Frequently asked questions
What is the difference between kubectl apply and kubectl create?
kubectl create is imperative — it creates a resource and fails if one already exists. kubectl apply is declarative — it creates the resource if it doesn't exist or updates it if it does by comparing the desired state in your file against the live state. Use apply for all production workflows so the same command works for initial deployment and updates.
How do I connect kubectl to my AKS cluster?
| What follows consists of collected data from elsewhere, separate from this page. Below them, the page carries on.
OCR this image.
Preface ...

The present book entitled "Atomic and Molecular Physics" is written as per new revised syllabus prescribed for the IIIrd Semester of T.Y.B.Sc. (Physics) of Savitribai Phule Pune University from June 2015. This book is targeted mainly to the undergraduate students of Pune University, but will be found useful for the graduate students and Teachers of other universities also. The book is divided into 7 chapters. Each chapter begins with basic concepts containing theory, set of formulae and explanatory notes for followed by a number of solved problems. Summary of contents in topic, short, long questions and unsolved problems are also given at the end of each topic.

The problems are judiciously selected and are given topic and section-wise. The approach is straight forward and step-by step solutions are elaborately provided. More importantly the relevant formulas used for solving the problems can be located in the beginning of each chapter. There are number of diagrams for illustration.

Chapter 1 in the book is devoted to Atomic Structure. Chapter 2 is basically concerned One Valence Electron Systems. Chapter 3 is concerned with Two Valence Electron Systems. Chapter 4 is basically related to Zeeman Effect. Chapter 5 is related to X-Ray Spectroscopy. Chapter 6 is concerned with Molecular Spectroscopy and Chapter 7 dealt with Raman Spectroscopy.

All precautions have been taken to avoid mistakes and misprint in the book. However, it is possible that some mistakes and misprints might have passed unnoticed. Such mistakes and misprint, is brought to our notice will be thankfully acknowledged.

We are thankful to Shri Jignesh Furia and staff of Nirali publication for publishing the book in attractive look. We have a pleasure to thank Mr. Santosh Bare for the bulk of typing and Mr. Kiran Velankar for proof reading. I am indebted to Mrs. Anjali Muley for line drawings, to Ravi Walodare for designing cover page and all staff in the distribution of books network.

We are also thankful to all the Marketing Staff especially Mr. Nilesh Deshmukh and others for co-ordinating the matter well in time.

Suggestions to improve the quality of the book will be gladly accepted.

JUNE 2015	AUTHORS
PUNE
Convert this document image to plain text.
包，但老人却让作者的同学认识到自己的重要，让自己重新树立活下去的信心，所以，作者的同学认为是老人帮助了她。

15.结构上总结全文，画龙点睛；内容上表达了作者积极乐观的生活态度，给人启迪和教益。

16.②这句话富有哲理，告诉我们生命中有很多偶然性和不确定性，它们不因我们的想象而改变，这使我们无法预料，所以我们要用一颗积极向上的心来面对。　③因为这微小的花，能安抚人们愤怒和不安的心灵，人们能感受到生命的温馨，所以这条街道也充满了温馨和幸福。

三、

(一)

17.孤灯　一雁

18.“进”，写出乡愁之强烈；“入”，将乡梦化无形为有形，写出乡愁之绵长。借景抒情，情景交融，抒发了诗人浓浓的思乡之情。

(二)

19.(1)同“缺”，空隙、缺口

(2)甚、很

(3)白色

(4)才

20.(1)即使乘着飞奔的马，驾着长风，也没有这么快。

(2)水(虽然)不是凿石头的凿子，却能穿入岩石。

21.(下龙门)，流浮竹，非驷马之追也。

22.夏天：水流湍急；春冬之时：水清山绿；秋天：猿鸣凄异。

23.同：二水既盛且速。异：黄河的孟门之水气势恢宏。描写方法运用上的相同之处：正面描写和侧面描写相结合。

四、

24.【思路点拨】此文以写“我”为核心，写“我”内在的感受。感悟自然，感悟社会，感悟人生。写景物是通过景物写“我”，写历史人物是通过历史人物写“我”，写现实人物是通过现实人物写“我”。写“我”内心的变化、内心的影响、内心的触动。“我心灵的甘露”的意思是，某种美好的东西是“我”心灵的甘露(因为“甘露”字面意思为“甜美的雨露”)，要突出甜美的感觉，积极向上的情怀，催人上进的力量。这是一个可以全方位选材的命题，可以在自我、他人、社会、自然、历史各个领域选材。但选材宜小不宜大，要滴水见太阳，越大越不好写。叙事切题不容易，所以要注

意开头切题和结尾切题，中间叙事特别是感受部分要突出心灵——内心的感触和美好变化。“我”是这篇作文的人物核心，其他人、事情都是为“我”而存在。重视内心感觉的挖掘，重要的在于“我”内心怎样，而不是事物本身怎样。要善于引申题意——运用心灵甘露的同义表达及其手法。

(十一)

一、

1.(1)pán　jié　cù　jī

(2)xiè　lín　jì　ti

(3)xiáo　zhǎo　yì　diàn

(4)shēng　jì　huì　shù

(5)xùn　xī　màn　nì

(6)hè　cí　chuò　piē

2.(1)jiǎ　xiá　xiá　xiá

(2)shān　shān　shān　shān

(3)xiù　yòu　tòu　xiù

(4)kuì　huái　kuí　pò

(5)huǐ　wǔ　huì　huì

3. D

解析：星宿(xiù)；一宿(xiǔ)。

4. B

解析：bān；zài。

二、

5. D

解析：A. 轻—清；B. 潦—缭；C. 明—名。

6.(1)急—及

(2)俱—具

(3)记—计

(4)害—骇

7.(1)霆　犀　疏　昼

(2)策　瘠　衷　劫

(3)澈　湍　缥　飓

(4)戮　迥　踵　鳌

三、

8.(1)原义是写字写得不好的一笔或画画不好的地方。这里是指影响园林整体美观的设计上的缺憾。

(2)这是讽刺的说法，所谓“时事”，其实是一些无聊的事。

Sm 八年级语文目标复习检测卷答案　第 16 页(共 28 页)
Run az aks get-credentials --resource-group myRG --name myCluster. This merges the cluster credentials into your local ~/.kube/config file and sets it as the active context. You can then run kubectl commands against that cluster.
Can I run kubectl exec on a production pod to debug it?
You can, but it requires RBAC permission to exec into pods. In production, prefer reading logs and describing events rather than exec. If you must exec, use it read-only and restrict the RBAC role to only the namespaces and pod selectors that need it.